A year ago, the pictures are above, a tentative Thanksgiving. Our hearts were being redeemed, the promised child had come, God so very very good to us. But the healing had not come exactly as we had hoped. The road had been long, my body broken. The raw wound was closing over but spirits were sore and weak. I look back and see my body swollen from giving life. I see it soft, all wrapped up in the process and the budding life I hold. My heart shouted joy for this little child, our precious baby. I reveled in his soft embrace, but I yearned for God to restore the time the locusts ate. I cried out for an even path, a spot in the shade to rest because I felt lost and tired in the journey. We gave thanks, we held them close, and we walked forward.

Today I have everything and yet I am in a dry and weary land. I can not do the good I know I want to do. But Oh the riches he has lavished on us. Love and children, baby smiles and soft golden hair. Little boy hugs and artwork at the kitchen table. And still we fall under the fiery unseen arrows, we are tossed and turned by every wave, turning against our own bodies, tearing down instead of building up, fragmenting instead of uniting.
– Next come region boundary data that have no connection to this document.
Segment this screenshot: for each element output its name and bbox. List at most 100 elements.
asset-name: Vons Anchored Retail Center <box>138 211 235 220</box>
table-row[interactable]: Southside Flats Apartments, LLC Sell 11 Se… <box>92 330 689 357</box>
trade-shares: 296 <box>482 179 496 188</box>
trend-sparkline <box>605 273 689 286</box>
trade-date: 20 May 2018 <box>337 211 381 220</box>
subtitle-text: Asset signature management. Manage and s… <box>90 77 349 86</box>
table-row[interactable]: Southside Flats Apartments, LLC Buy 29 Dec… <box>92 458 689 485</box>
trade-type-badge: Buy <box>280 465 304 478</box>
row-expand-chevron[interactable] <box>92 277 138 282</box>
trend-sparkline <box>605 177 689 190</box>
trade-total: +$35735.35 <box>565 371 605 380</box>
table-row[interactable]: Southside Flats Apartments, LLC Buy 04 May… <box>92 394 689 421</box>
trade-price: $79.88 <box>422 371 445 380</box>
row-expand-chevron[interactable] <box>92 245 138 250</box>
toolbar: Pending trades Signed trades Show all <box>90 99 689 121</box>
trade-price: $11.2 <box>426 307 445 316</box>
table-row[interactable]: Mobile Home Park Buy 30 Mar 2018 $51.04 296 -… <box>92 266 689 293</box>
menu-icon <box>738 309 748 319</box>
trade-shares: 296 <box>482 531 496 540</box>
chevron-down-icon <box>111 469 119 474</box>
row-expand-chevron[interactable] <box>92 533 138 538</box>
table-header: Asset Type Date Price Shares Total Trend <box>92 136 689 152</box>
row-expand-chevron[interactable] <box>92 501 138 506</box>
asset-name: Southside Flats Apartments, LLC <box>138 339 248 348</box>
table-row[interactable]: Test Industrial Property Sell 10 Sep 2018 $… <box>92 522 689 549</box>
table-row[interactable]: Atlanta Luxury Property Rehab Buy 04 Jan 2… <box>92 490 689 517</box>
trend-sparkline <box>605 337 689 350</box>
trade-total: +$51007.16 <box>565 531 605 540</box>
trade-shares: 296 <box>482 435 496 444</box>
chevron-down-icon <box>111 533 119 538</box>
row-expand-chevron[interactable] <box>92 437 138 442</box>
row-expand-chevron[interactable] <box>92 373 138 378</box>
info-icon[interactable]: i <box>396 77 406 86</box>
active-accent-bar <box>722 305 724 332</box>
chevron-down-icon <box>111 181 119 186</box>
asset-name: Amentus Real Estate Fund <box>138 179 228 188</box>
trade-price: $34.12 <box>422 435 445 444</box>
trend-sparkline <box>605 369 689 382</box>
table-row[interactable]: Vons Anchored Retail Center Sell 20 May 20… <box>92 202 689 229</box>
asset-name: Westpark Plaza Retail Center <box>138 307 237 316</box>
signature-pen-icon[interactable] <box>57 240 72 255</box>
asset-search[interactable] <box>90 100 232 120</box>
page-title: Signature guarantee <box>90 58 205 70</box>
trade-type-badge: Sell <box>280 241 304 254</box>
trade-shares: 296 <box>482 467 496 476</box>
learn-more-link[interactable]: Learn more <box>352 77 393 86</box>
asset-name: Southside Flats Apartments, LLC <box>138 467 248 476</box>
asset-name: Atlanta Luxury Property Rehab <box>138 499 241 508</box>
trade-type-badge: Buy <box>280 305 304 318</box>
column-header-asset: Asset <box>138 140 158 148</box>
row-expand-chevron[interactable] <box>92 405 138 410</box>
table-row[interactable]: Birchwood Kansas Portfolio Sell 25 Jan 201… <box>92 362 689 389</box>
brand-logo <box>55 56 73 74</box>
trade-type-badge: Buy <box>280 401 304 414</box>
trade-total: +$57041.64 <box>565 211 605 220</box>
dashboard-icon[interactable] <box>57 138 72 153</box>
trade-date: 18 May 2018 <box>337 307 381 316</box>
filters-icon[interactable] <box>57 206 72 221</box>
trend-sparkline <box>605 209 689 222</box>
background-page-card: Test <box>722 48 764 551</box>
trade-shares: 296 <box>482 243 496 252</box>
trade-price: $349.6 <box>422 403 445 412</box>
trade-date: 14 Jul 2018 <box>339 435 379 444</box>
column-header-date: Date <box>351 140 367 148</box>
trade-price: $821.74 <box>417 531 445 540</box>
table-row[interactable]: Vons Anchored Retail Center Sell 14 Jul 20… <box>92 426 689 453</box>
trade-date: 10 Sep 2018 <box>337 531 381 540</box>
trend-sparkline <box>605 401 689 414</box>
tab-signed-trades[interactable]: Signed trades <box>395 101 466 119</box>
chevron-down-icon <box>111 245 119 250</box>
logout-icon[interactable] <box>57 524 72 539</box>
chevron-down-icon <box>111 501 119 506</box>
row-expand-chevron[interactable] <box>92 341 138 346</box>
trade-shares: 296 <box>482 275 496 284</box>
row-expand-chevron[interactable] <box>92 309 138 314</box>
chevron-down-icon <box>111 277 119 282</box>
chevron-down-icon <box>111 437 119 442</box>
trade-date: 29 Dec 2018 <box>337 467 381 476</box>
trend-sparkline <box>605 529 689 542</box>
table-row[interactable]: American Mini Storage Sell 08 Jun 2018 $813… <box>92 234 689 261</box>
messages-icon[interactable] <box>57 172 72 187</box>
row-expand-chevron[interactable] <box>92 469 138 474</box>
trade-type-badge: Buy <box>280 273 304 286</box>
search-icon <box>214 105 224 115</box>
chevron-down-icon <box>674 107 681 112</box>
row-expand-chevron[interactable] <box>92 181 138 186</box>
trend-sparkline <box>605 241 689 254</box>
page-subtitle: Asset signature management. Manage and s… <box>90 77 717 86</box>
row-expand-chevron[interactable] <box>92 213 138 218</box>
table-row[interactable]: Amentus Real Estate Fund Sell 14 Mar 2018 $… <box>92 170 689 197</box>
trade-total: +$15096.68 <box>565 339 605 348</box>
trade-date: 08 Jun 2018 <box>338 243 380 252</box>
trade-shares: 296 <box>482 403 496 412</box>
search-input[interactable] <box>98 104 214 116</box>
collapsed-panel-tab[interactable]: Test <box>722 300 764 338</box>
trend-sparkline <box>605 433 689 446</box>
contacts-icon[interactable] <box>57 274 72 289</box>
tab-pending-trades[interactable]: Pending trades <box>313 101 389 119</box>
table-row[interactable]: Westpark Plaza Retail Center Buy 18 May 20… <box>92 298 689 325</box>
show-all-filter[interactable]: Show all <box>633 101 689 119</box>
I am at a loss until I realize . . . Praise God for our brokenness! I do not want to be rich in my own eyes, stingily giving a bit of it away. A gift to see my emptiness, ugliness, inability, weakness so I can give away that last little bit that I have – the widows mite, in praise. When I have lost , give thanks. When I am at my worst, give thanks. When all is good, good, good, God don’t let me forget it is your due, give thanks! Give it away so He can move in. What a generous God He is.

p.s. Aaron was really serious about being an Indian 🙂 He thought the pilgrim hat was a bit silly though. We trace our hands, make turkeys the size of their years and engrave our gratitude in marker and crayon every Thanksgiving morning.